How to set the USE_CACHED_RESULT to false in Snowflake for the whole dbt run

The problem I’m having

I am using Snowflake as a DWH and during a dbt run I want to set the USE_CACHED_RESULT parameter to false for the whole run.

I already put it under the on-run-start

dbt_project.yml

on-run-start:
   - "alter session set use_cached_result = false"

But when I look into the query history of Snowflake, I see different session ids in the whole run so I guess the parameter is not set for the whole dbt run

I can use it in a pre-hook also so that for every model it unset the parameter before running it but it’s a lot of queries.
Is there a way to set it only once ?

I am wondering how dbt uses the session in Snowflake, is it

  • one session per model
  • one session per statement (but I see several statements with the same session id)

Edit
I tried using the ALTER statement in the pre-hook key.

  • the ALTER statement is executed in the same session as the subsequent model
  • but the query still fetches results from cache anyway

Thanks for your help.

Hi philippev,

Were you ever able to figure this out?

I’m trying to do the same thing. I’m trying to optimize/run some of my dbt tests and I don’t want Snowflake to use the cached query result.

Thanks

Hi @amiri.mccain,

I have no final answer but the parameters you can leverage are:

  • USE_CACHED_RESULTS in the pre-hook at the model level (not in the on-run-startat run level) as dbt creates one snowflake session per model.
  • Resuming a Warehouse or creating a new one for each test. The WH seems to have a clean cache when suspended (see this).

You will inevitably have small amout of cache that comes from local disk cache (on the warehouse) during the run.

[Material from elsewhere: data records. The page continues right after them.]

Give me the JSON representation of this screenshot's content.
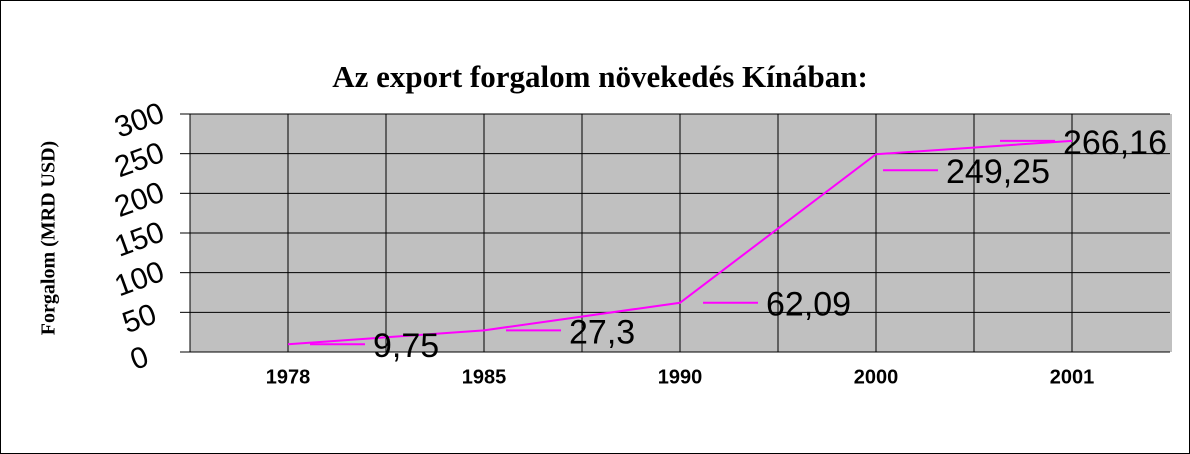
{
  "chart_data": {
    "type": "line",
    "title": "Az export forgalom növekedés Kínában:",
    "y_label": "Forgalom (MRD USD)",
    "categories": [
      "1978",
      "1985",
      "1990",
      "2000",
      "2001"
    ],
    "series": [
      {
        "color": "#ff00ff",
        "values": [
          9.75,
          27.3,
          62.09,
          249.25,
          266.16
        ],
        "value_labels": [
          "9,75",
          "27,3",
          "62,09",
          "249,25",
          "266,16"
        ]
      }
    ],
    "ylim": [
      0,
      300
    ],
    "yticks": [
      0,
      50,
      100,
      150,
      200,
      250,
      300
    ],
    "grid": true
  }
}
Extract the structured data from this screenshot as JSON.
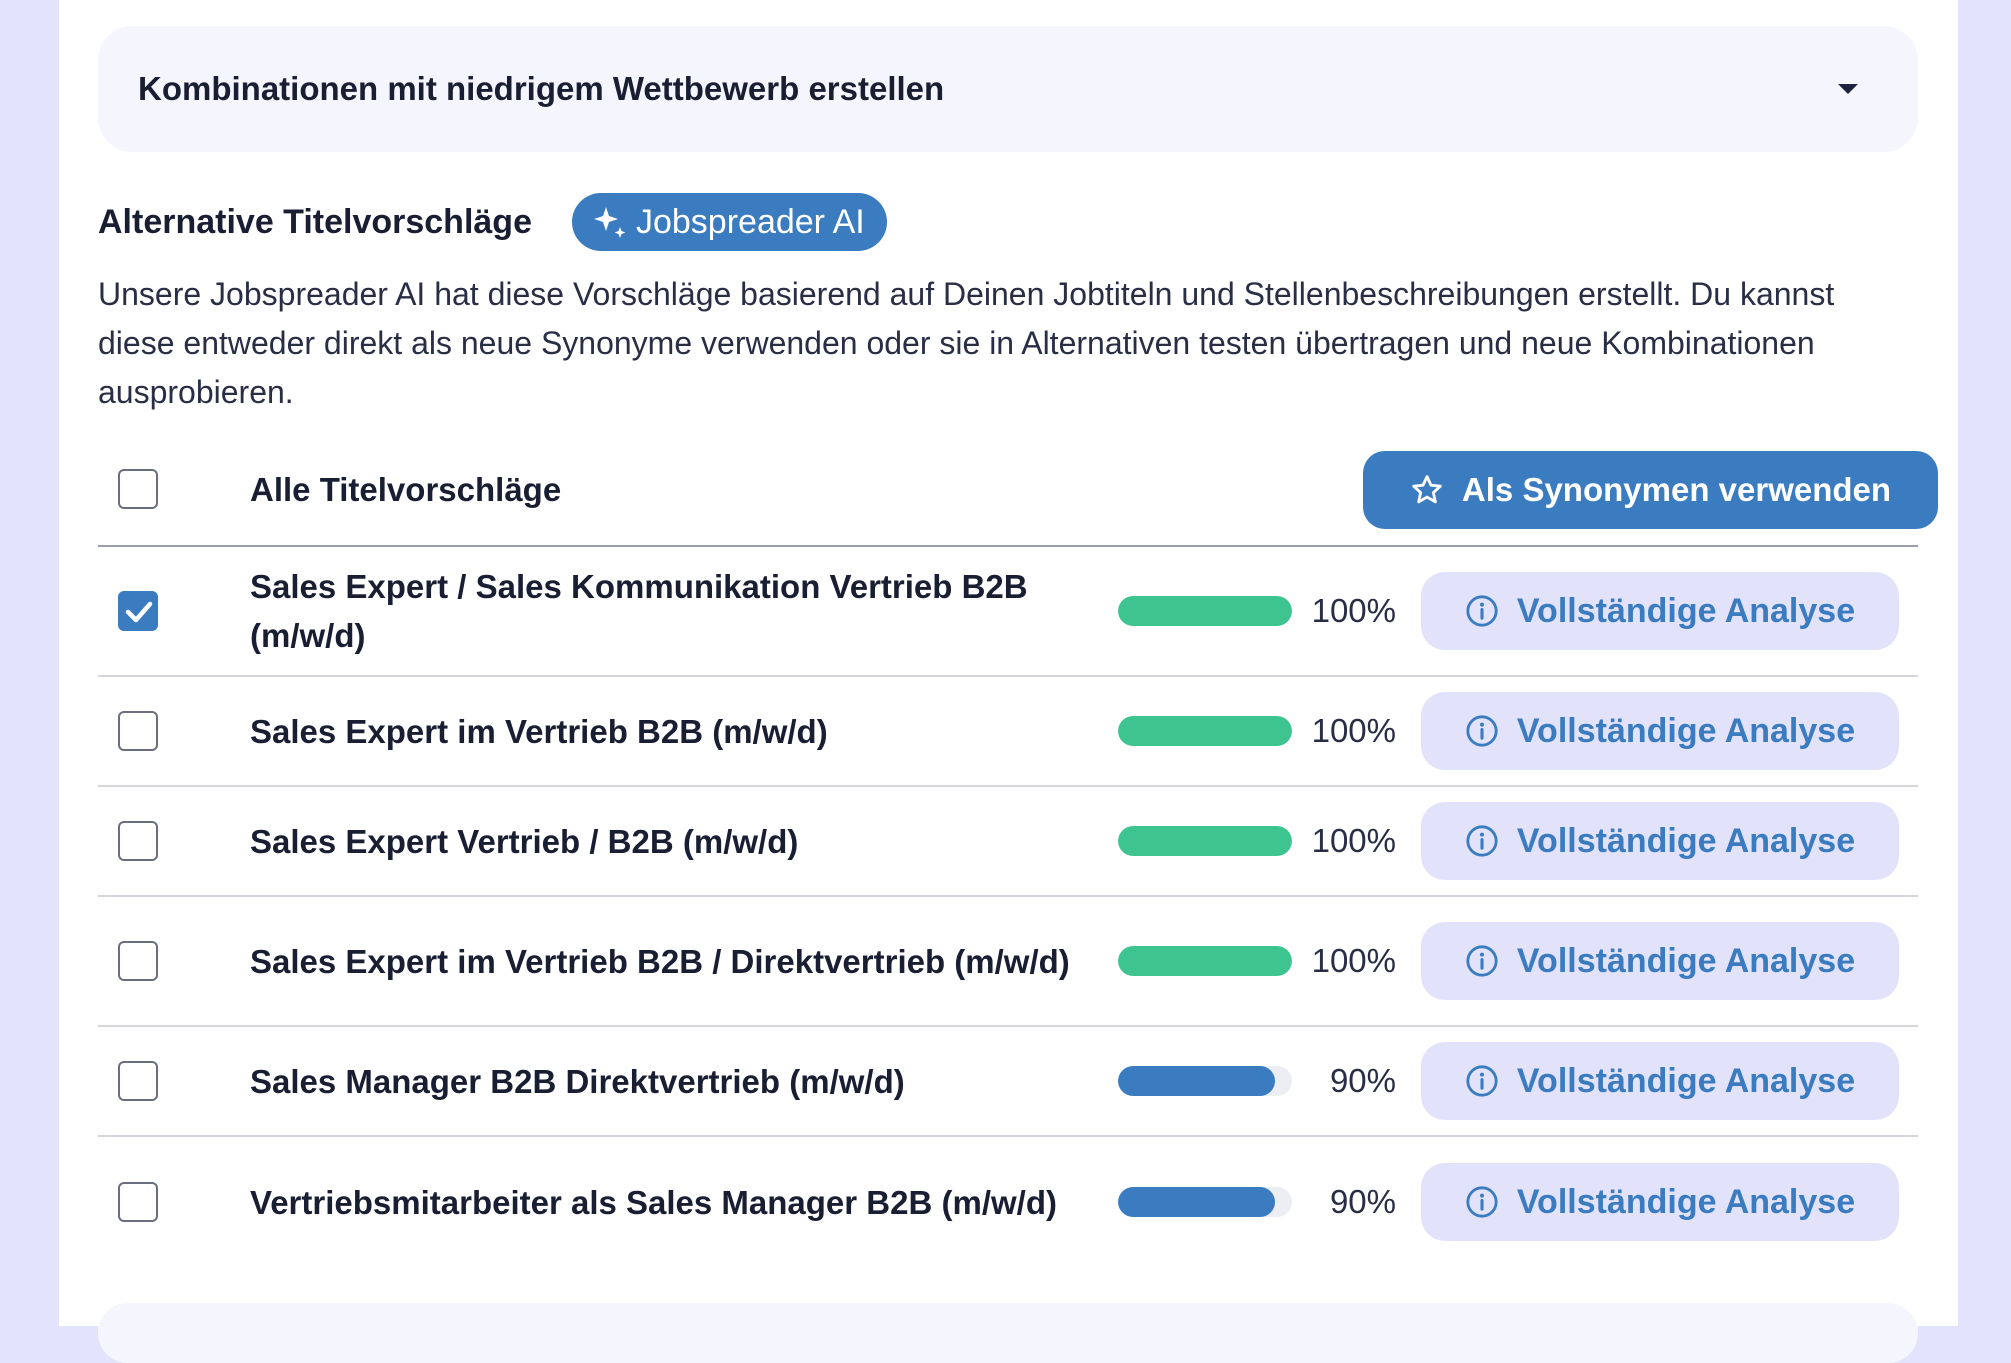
{
  "collapse": {
    "title": "Kombinationen mit niedrigem Wettbewerb erstellen",
    "icon": "caret-down-icon"
  },
  "section": {
    "label": "Alternative Titelvorschläge",
    "ai_badge": "Jobspreader AI",
    "description": "Unsere Jobspreader AI hat diese Vorschläge basierend auf Deinen Jobtiteln und Stellenbeschreibungen erstellt. Du kannst diese entweder direkt als neue Synonyme verwenden oder sie in Alternativen testen übertragen und neue Kombinationen ausprobieren."
  },
  "header_row": {
    "label": "Alle Titelvorschläge",
    "checked": false,
    "action_label": "Als Synonymen verwenden"
  },
  "colors": {
    "accent": "#3b7bc0",
    "green": "#3ec48e",
    "soft_button": "#e2e3fb"
  },
  "rows": [
    {
      "title": "Sales Expert / Sales Kommunikation Vertrieb B2B (m/w/d)",
      "percent_text": "100%",
      "percent": 100,
      "checked": true,
      "action_label": "Vollständige Analyse"
    },
    {
      "title": "Sales Expert im Vertrieb B2B (m/w/d)",
      "percent_text": "100%",
      "percent": 100,
      "checked": false,
      "action_label": "Vollständige Analyse"
    },
    {
      "title": "Sales Expert Vertrieb / B2B (m/w/d)",
      "percent_text": "100%",
      "percent": 100,
      "checked": false,
      "action_label": "Vollständige Analyse"
    },
    {
      "title": "Sales Expert im Vertrieb B2B / Direktvertrieb (m/w/d)",
      "percent_text": "100%",
      "percent": 100,
      "checked": false,
      "action_label": "Vollständige Analyse"
    },
    {
      "title": "Sales Manager B2B Direktvertrieb (m/w/d)",
      "percent_text": "90%",
      "percent": 90,
      "checked": false,
      "action_label": "Vollständige Analyse"
    },
    {
      "title": "Vertriebsmitarbeiter als Sales Manager B2B (m/w/d)",
      "percent_text": "90%",
      "percent": 90,
      "checked": false,
      "action_label": "Vollständige Analyse"
    }
  ]
}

Even if you cold start a warehouse (meaning the local cache is empty) after launching your dbt run, the downstream models will benefit a few cached data from upstream ones. At least that’s what I experienced and saw in the query_history table, I never get 0% cached for every models.

That’s not really a problem, the most important thing is to start every run without any cache (resume a WH or create a new one) so you start the different runs on the same basis.

To better understand how cache works in SF, have a look at this nice article (if you haven’t already). Getting old but the principles remain.